EUA negam interferência em eleições brasileiras após visita de diplomatas
Departamento de Estado dos EUA nega que visita de diplomatas ao Brasil tivesse como objetivo interferir nas eleições presidenciais de outubro.

O Departamento de Estado dos Estados Unidos emitiu um comunicado neste sábado (25) para desmentir veementemente alegações de que a recente visita de dois diplomatas americanos ao Brasil teria como objetivo interferir no processo eleitoral presidencial de outubro.
A pasta americana classificou como falsas as especulações que circulavam sobre a missão diplomática, assegurando que a viagem não possuía qualquer conotação eleitoral ou de interferência nos assuntos internos do país sul-americano. A declaração busca dissipar dúvidas e reafirmar o respeito à soberania brasileira.
As visitas diplomáticas são rotineiras e visam fortalecer as relações bilaterais, além de discutir temas de interesse mútuo entre as duas nações. No entanto, em um período pré-eleitoral, qualquer movimentação estrangeira pode gerar desconfiança e ser interpretada de maneiras diversas pela opinião pública e pela classe política.
O governo dos Estados Unidos reitera seu compromisso com a democracia e a transparência em suas relações internacionais. A posição oficial busca evitar mal-entendidos e possíveis tensões diplomáticas decorrentes de interpretações equivocadas sobre as ações de seus representantes no exterior. A missão em questão, segundo o Departamento de Estado, focou em pautas diplomáticas e não em influenciar o resultado das urnas brasileiras.

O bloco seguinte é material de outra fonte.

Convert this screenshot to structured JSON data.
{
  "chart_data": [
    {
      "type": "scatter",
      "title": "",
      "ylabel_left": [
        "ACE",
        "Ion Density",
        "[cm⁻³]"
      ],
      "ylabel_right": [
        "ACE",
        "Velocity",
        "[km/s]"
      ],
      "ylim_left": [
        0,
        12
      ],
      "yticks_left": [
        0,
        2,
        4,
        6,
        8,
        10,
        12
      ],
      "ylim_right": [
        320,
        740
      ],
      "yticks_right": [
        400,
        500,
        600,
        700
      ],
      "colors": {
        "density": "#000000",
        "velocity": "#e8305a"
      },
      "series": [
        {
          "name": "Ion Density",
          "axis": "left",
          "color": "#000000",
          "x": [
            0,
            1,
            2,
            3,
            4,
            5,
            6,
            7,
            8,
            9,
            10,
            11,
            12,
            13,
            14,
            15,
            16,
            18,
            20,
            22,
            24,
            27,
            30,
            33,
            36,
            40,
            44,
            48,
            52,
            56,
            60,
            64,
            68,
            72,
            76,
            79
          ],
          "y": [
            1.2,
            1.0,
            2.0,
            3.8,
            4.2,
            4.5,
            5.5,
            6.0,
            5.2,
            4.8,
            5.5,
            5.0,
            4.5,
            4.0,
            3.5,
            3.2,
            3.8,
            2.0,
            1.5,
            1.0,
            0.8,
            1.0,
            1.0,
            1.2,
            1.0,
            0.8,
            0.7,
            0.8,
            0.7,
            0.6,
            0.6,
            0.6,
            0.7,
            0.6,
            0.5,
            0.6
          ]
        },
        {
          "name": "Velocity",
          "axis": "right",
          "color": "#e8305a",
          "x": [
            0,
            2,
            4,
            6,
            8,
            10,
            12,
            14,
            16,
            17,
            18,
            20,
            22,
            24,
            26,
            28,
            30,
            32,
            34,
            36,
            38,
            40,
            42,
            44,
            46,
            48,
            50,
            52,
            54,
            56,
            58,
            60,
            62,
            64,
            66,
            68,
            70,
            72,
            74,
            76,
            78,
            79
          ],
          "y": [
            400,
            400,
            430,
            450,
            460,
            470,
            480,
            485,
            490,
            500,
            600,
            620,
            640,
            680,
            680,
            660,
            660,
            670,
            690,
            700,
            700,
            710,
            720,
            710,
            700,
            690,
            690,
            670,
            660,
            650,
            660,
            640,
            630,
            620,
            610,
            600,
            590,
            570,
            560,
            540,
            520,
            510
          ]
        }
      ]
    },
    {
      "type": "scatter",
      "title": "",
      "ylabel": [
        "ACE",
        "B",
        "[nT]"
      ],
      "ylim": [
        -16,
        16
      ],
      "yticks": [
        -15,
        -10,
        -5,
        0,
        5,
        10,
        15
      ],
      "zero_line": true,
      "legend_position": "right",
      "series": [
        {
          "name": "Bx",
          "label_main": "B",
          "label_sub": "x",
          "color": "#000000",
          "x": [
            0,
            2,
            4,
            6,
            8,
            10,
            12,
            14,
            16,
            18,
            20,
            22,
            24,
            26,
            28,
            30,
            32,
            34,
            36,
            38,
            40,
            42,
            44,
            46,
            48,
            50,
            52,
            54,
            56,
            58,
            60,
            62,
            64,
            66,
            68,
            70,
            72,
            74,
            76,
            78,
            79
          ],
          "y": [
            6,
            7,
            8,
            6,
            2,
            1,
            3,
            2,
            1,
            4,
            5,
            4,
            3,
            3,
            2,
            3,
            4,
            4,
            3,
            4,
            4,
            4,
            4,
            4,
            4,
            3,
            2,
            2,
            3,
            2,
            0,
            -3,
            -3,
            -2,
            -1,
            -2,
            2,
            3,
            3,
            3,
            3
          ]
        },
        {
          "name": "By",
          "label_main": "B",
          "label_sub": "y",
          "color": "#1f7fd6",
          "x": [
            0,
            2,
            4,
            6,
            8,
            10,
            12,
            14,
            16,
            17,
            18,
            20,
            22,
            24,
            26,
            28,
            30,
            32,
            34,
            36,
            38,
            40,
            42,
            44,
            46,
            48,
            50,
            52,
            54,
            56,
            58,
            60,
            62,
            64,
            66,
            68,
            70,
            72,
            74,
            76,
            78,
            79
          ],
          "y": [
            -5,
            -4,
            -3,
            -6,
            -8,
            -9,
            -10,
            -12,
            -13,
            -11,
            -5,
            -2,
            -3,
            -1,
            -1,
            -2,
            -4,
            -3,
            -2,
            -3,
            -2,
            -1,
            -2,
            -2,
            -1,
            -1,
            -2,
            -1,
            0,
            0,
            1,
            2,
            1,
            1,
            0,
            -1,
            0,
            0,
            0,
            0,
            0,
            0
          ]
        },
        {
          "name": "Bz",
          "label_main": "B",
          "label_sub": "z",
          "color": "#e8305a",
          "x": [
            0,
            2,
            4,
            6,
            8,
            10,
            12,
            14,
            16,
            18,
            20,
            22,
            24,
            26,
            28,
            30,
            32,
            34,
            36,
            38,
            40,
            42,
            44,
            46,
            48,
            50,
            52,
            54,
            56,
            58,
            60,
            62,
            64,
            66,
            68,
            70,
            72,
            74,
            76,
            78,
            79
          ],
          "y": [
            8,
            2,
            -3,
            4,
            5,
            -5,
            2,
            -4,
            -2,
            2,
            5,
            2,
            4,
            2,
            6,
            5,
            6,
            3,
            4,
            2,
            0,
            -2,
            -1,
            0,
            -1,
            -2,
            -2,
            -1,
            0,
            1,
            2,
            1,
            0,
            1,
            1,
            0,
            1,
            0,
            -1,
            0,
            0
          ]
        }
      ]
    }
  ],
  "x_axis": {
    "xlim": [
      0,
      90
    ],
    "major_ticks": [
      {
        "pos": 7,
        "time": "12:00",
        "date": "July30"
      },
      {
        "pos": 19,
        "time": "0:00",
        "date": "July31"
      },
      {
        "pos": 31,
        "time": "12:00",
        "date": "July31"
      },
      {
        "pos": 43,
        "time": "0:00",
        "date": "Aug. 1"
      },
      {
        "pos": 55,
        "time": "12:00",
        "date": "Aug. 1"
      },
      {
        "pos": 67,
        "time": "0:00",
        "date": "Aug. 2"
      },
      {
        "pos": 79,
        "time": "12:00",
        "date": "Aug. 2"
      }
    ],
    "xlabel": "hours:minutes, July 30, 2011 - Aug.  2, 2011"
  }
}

A negação pública por parte de uma autoridade federal americana de alto escalão sublinha a importância dada pelos EUA à integridade dos processos democráticos em outros países e à manutenção de uma relação de confiança com seus parceiros globais. A comunicação visa garantir que as relações entre Brasil e Estados Unidos sigam um curso baseado em respeito mútuo e cooperação.
O posicionamento oficial serve como um ponto de clareza diante de rumores que poderiam prejudicar o diálogo e a colaboração entre as duas potências. A intenção declarada é de que a relação bilateral continue a prosperar em bases sólidas, sem que interferências indevidas sejam sequer cogitadas.